En pleno mes de agosto, Victoria Eugenia de Batterberg, se desplazaba en un artefacto acuático desde la península que acoge el palacio de la Magdalena, en Santander, hacia la playa del Camello. El ingenio se constituía de una balsa de proporciones considerables, cubierta por una carpa que garantizaba la intimidad de sus ocupantes, y con un gran hueco en el centro del suelo que facilitaba el acceso directo al líquido elemento. Lo que se diría una piscina cubierta flotante sobre las aguas del Cantábrico para remojarse en el mar.
La Reina consorte de Alfonso XIII, vestía para la ocasión el traje de baño más moderno del momento, una pieza que, mostrando los pies hasta los tobillos y las manos desde las muñecas, cubría el resto del cuerpo hasta el cuello, es decir, lo más parecido al actual burkini que la sociedad occidental rechaza de plano en las playas y piscinas públicas europeas, pero que en aquellos años 20 cántabros del siglo XX, obedecían a la moral de la época.
Esta última apreciación es de sumo interés —la de la moral de la época—, porque establece un principio cronológico que determina lo que se ajusta, por definición, a la doctrina del obrar humano que pretende regular el comportamiento individual y colectivo en relación con el bien, el mal, y los deberes que implican. Quiere esto decir que la moral está sujeta a la moda, de manera que una conducta sugerida e incluso exigida en un momento puede presentarse como absolutamente polarizada en otro.
Muestra de ello es la forma, el fondo y el trasfondo de la Ley de Amnistía de 1977, cuando la moral exigía un instrumento para lograr una reconciliación nacional que facilitara la Transición, allanando una convivencia universal y el desarrollo social, político y económico del país, a la postre perturbada por una serie de grupos terroristas, abandonando la mayoría de ellos la lucha armada por las arenas políticas, a excepción de ETA y sus secuaces. Convivencia que se vio en brete, pero finalmente no mellada, por la asonada del 23F. Así la moral volvió a marcar el ritmo propinando el oportuno castigo a actores e instigadores del golpe de Estado.

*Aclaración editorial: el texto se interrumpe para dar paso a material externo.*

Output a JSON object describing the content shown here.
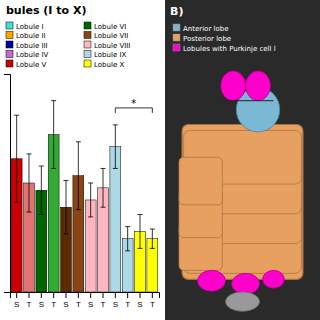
{
  "chart_data": [
    {
      "type": "bar",
      "title": "bules (I to X)",
      "categories": [
        "S",
        "T",
        "S",
        "T",
        "S",
        "T",
        "S",
        "T",
        "S",
        "T",
        "S",
        "T"
      ],
      "series": [
        {
          "name": "Lobule I",
          "color": "#40e0d0",
          "values": [
            null,
            null,
            null,
            null,
            null,
            null,
            null,
            null,
            null,
            null,
            null,
            null
          ]
        },
        {
          "name": "Lobule II",
          "color": "#ffa500",
          "values": [
            null,
            null,
            null,
            null,
            null,
            null,
            null,
            null,
            null,
            null,
            null,
            null
          ]
        },
        {
          "name": "Lobule III",
          "color": "#000099",
          "values": [
            null,
            null,
            null,
            null,
            null,
            null,
            null,
            null,
            null,
            null,
            null,
            null
          ]
        },
        {
          "name": "Lobule IV",
          "color": "#cc66cc",
          "values": [
            null,
            null,
            null,
            null,
            null,
            null,
            null,
            null,
            null,
            null,
            null,
            null
          ]
        },
        {
          "name": "Lobule V",
          "color": "#cc0000",
          "values": [
            55,
            45,
            null,
            null,
            null,
            null,
            null,
            null,
            null,
            null,
            null,
            null
          ],
          "errors": [
            18,
            12,
            null,
            null,
            null,
            null,
            null,
            null,
            null,
            null,
            null,
            null
          ],
          "colors": [
            "#cc0000",
            "#cc00008c",
            null,
            null,
            null,
            null,
            null,
            null,
            null,
            null,
            null,
            null
          ]
        },
        {
          "name": "Lobule VI",
          "color": "#006600",
          "values": [
            null,
            null,
            42,
            65,
            null,
            null,
            null,
            null,
            null,
            null,
            null,
            null
          ],
          "errors": [
            null,
            null,
            10,
            14,
            null,
            null,
            null,
            null,
            null,
            null,
            null,
            null
          ],
          "colors": [
            null,
            null,
            "#006600",
            "#33aa33",
            null,
            null,
            null,
            null,
            null,
            null,
            null,
            null
          ]
        },
        {
          "name": "Lobule VII",
          "color": "#8B4513",
          "values": [
            null,
            null,
            null,
            null,
            35,
            48,
            null,
            null,
            null,
            null,
            null,
            null
          ],
          "errors": [
            null,
            null,
            null,
            null,
            11,
            14,
            null,
            null,
            null,
            null,
            null,
            null
          ],
          "colors": [
            null,
            null,
            null,
            null,
            "#5c2a00",
            "#8B4513",
            null,
            null,
            null,
            null,
            null,
            null
          ]
        },
        {
          "name": "Lobule VIII",
          "color": "#ffb6c1",
          "values": [
            null,
            null,
            null,
            null,
            null,
            null,
            38,
            43,
            null,
            null,
            null,
            null
          ],
          "errors": [
            null,
            null,
            null,
            null,
            null,
            null,
            7,
            8,
            null,
            null,
            null,
            null
          ]
        },
        {
          "name": "Lobule IX",
          "color": "#add8e6",
          "values": [
            null,
            null,
            null,
            null,
            null,
            null,
            null,
            null,
            60,
            22,
            null,
            null
          ],
          "errors": [
            null,
            null,
            null,
            null,
            null,
            null,
            null,
            null,
            9,
            5,
            null,
            null
          ]
        },
        {
          "name": "Lobule X",
          "color": "#ffff00",
          "values": [
            null,
            null,
            null,
            null,
            null,
            null,
            null,
            null,
            null,
            null,
            25,
            22
          ],
          "errors": [
            null,
            null,
            null,
            null,
            null,
            null,
            null,
            null,
            null,
            null,
            7,
            4
          ]
        }
      ],
      "annotations": [
        {
          "text": "*",
          "y": 76,
          "between": [
            8,
            11
          ]
        }
      ],
      "ylim": [
        0,
        90
      ],
      "yticks": [],
      "tick_labels": "x",
      "legend": "top"
    },
    {
      "type": "diagram",
      "title": "B)",
      "color": "#2a2a2a",
      "series": [
        {
          "name": "Anterior lobe",
          "color": "#7ab8d4"
        },
        {
          "name": "Posterior lobe",
          "color": "#e8a060"
        },
        {
          "name": "Lobules with Purkinje cell l",
          "color": "#ff00cc"
        }
      ]
    }
  ]
}
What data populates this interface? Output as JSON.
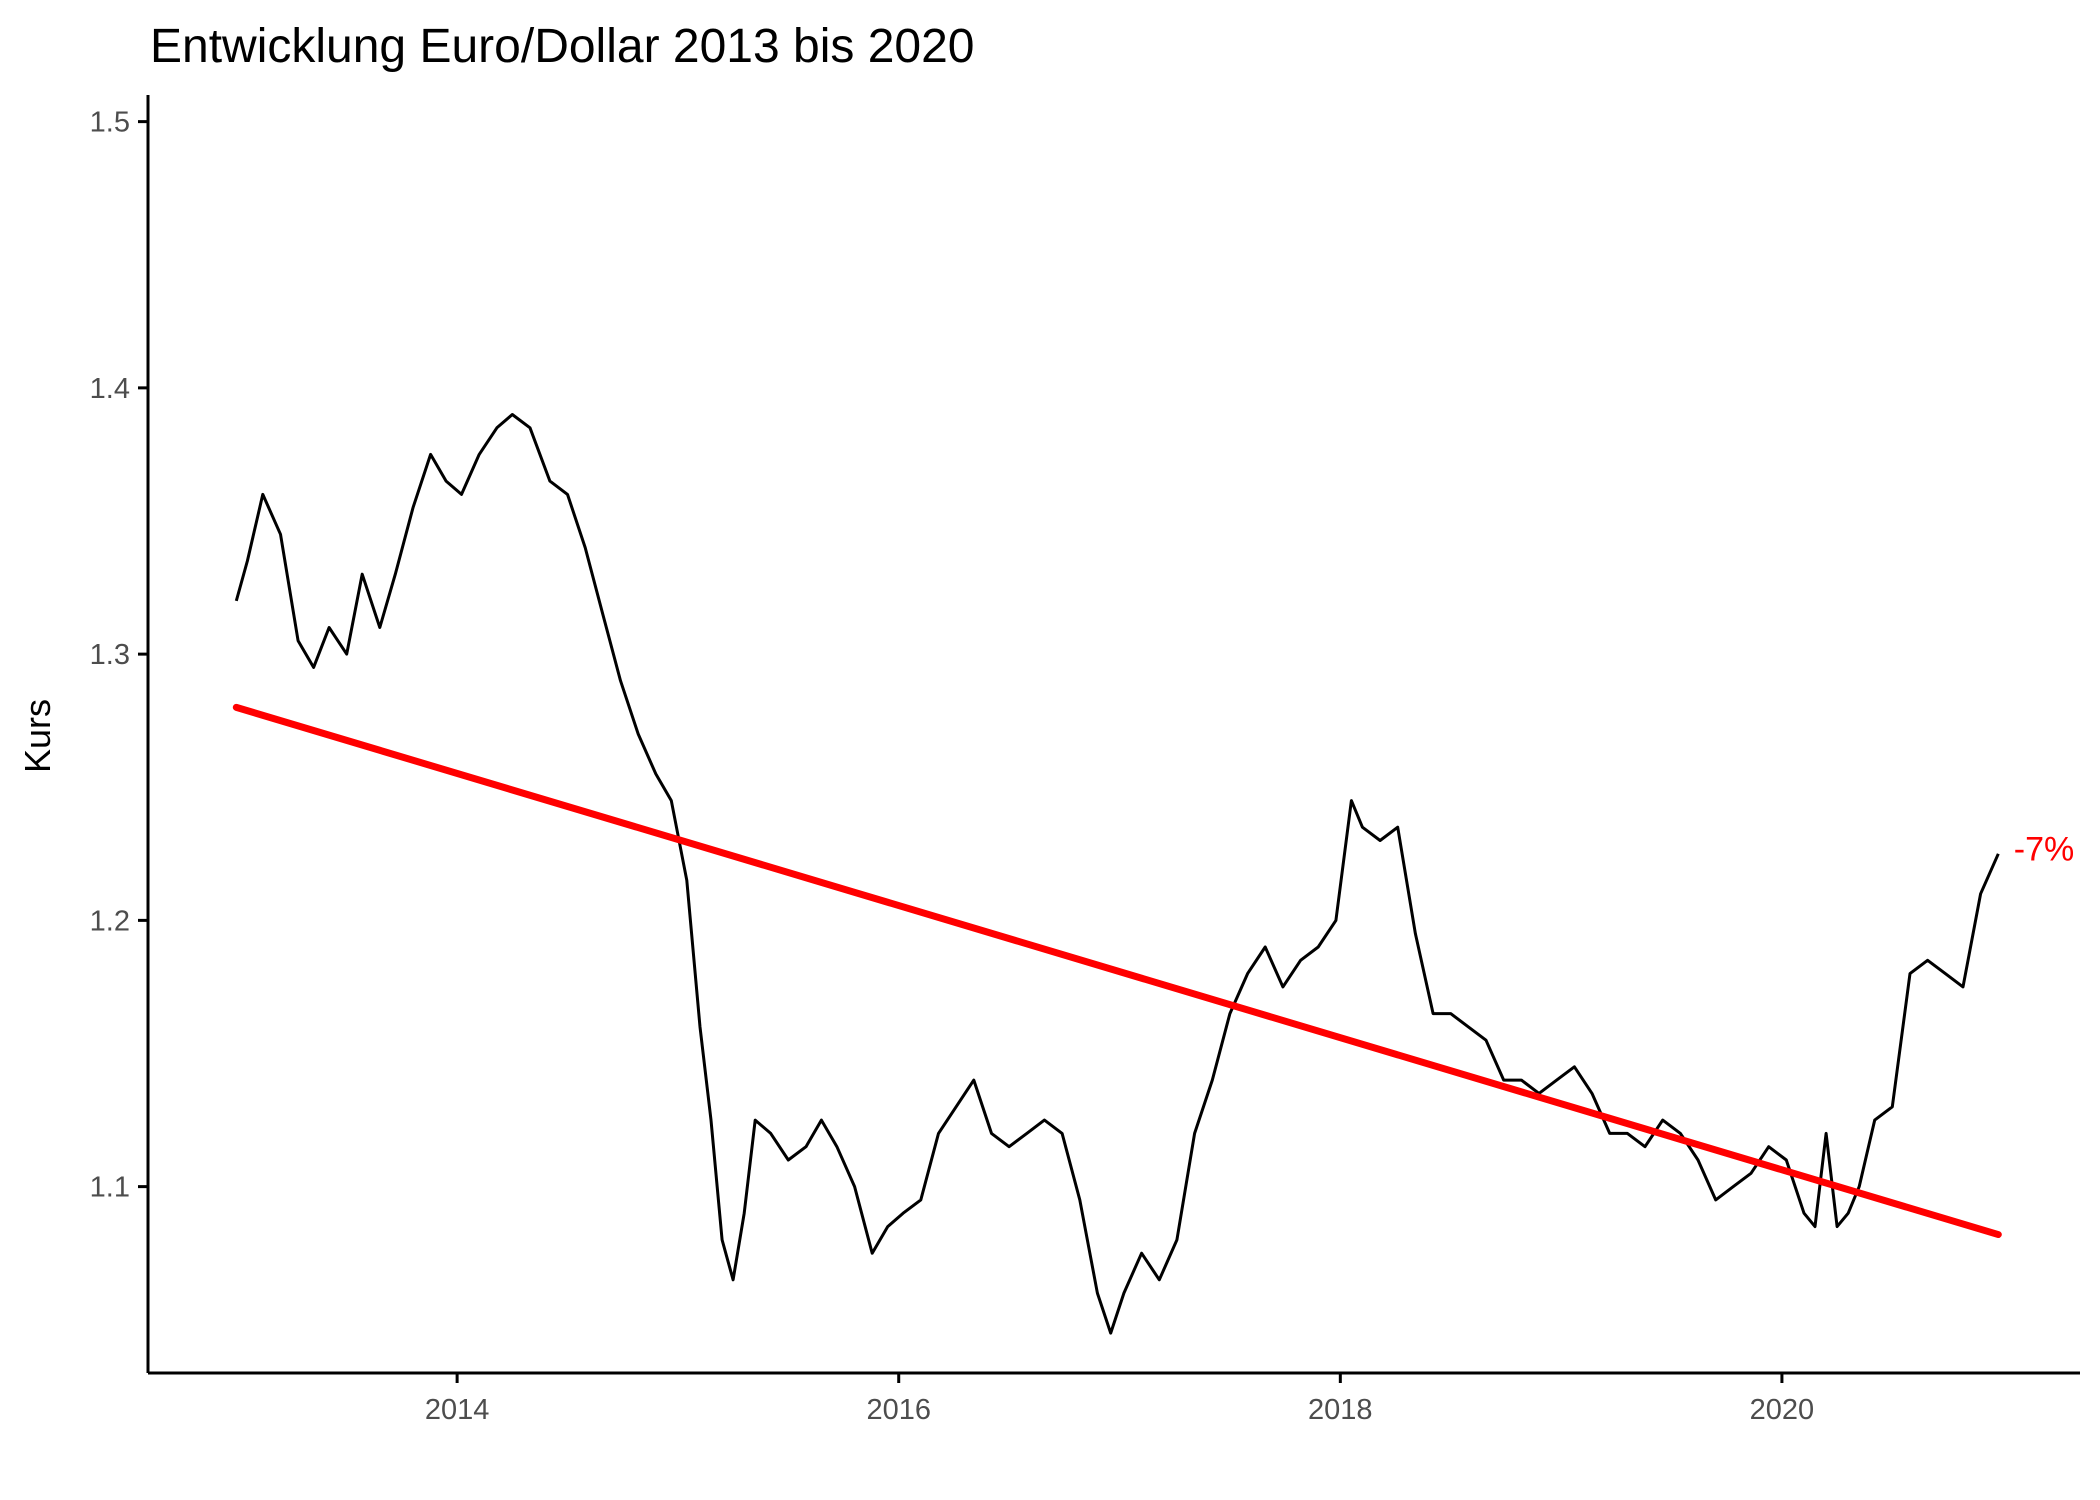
{
  "chart_data": {
    "type": "line",
    "title": "Entwicklung Euro/Dollar 2013 bis 2020",
    "xlabel": "",
    "ylabel": "Kurs",
    "x_range": [
      2012.6,
      2021.35
    ],
    "ylim": [
      1.03,
      1.51
    ],
    "x_ticks": [
      2014,
      2016,
      2018,
      2020
    ],
    "x_tick_labels": [
      "2014",
      "2016",
      "2018",
      "2020"
    ],
    "y_ticks": [
      1.1,
      1.2,
      1.3,
      1.4,
      1.5
    ],
    "y_tick_labels": [
      "1.1",
      "1.2",
      "1.3",
      "1.4",
      "1.5"
    ],
    "grid": false,
    "legend": "none",
    "colors": {
      "line": "#000000",
      "trend": "#ff0000",
      "axis": "#000000",
      "tick_text": "#4d4d4d"
    },
    "series": [
      {
        "x": [
          2013.0,
          2013.05,
          2013.12,
          2013.2,
          2013.28,
          2013.35,
          2013.42,
          2013.5,
          2013.57,
          2013.65,
          2013.72,
          2013.8,
          2013.88,
          2013.95,
          2014.02,
          2014.1,
          2014.18,
          2014.25,
          2014.33,
          2014.42,
          2014.5,
          2014.58,
          2014.66,
          2014.74,
          2014.82,
          2014.9,
          2014.97,
          2015.04,
          2015.1,
          2015.15,
          2015.2,
          2015.25,
          2015.3,
          2015.35,
          2015.42,
          2015.5,
          2015.58,
          2015.65,
          2015.72,
          2015.8,
          2015.88,
          2015.95,
          2016.02,
          2016.1,
          2016.18,
          2016.26,
          2016.34,
          2016.42,
          2016.5,
          2016.58,
          2016.66,
          2016.74,
          2016.82,
          2016.9,
          2016.96,
          2017.02,
          2017.1,
          2017.18,
          2017.26,
          2017.34,
          2017.42,
          2017.5,
          2017.58,
          2017.66,
          2017.74,
          2017.82,
          2017.9,
          2017.98,
          2018.05,
          2018.1,
          2018.18,
          2018.26,
          2018.34,
          2018.42,
          2018.5,
          2018.58,
          2018.66,
          2018.74,
          2018.82,
          2018.9,
          2018.98,
          2019.06,
          2019.14,
          2019.22,
          2019.3,
          2019.38,
          2019.46,
          2019.54,
          2019.62,
          2019.7,
          2019.78,
          2019.86,
          2019.94,
          2020.02,
          2020.1,
          2020.15,
          2020.2,
          2020.25,
          2020.3,
          2020.35,
          2020.42,
          2020.5,
          2020.58,
          2020.66,
          2020.74,
          2020.82,
          2020.9,
          2020.98
        ],
        "y": [
          1.32,
          1.335,
          1.36,
          1.345,
          1.305,
          1.295,
          1.31,
          1.3,
          1.33,
          1.31,
          1.33,
          1.355,
          1.375,
          1.365,
          1.36,
          1.375,
          1.385,
          1.39,
          1.385,
          1.365,
          1.36,
          1.34,
          1.315,
          1.29,
          1.27,
          1.255,
          1.245,
          1.215,
          1.16,
          1.125,
          1.08,
          1.065,
          1.09,
          1.125,
          1.12,
          1.11,
          1.115,
          1.125,
          1.115,
          1.1,
          1.075,
          1.085,
          1.09,
          1.095,
          1.12,
          1.13,
          1.14,
          1.12,
          1.115,
          1.12,
          1.125,
          1.12,
          1.095,
          1.06,
          1.045,
          1.06,
          1.075,
          1.065,
          1.08,
          1.12,
          1.14,
          1.165,
          1.18,
          1.19,
          1.175,
          1.185,
          1.19,
          1.2,
          1.245,
          1.235,
          1.23,
          1.235,
          1.195,
          1.165,
          1.165,
          1.16,
          1.155,
          1.14,
          1.14,
          1.135,
          1.14,
          1.145,
          1.135,
          1.12,
          1.12,
          1.115,
          1.125,
          1.12,
          1.11,
          1.095,
          1.1,
          1.105,
          1.115,
          1.11,
          1.09,
          1.085,
          1.12,
          1.085,
          1.09,
          1.1,
          1.125,
          1.13,
          1.18,
          1.185,
          1.18,
          1.175,
          1.21,
          1.225
        ]
      }
    ],
    "trend": {
      "x": [
        2013.0,
        2020.98
      ],
      "y": [
        1.28,
        1.082
      ]
    },
    "annotation": {
      "text": "-7%",
      "x": 2021.05,
      "y": 1.227,
      "color": "#ff0000"
    }
  }
}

Por vereda muy distinta camina la ética que, erigiéndose como el conjunto de normas morales que rigen la conducta de una persona en cualquier ámbito de su vida, se aleja de la moral porque a diferencia de esta no está guiada por la moda sino por la cultura, entendida como el conjunto de rasgos que definen a un grupo humano regido por las mismas costumbres. Quiere esto decir que, mientras en Occidente desayunar al vecino es no sólo un acto aborrecible sino también penalizado, en el contexto de una comunidad antropófaga se convierte en un comportamiento tolerado e incluso respetado, al alcanzar la consideración de comunión mística.
Es precisamente esta identidad social sustentada en el canibalismo la que determina la flexibilidad de la ética. El ejemplo más claro lo tenemos en la Ley de Amnistía que pretende aprobar el Gobierno Central que, lejos de perseguir la convivencia, lleva desde sus inicios fomentando la fractura nacional y la discordia, por más que sus promotores la vendan como la octava maravilla del mundo. Lo mismo reza para exterroristas reclutados en listas electorales, o para el 1-O en Cataluña, donde la elasticidad de la ética permite la impunidad a los actores e instigadores del golpe de Estado.
En este maremagno el árbol no deja ver el bosque, así, en tanto Óscar Puente protesta porque lo califiquen de eslabón perdido, aunque no haya quien lo haga bajar del árbol, a la par La Yoly, caja de cerillas en mano y más inflamable que la gasolina, calcina a todo partido y candidato que se le acerque y, cual Atila, por donde pasa no vuelve a crecer la hierba. Pero mientras tantos evocan en este momento a Begoña, la ética y la moral, lo cierto es que el mayor desastre de España no es la mujer del César, sino que a seis meses de la investidura, el Gobierno no tiene presupuesto ni programa. Sólo otra nación —Bélgica— fue capaz de encadenar un periodo mayor de ausencia gubernamental, dos años demostrando lo superfluo, gravoso y disparatado que puede ser Perico hecho fraile, a quien no le despegan las nalgas del cuero azul ni con agua hirviendo.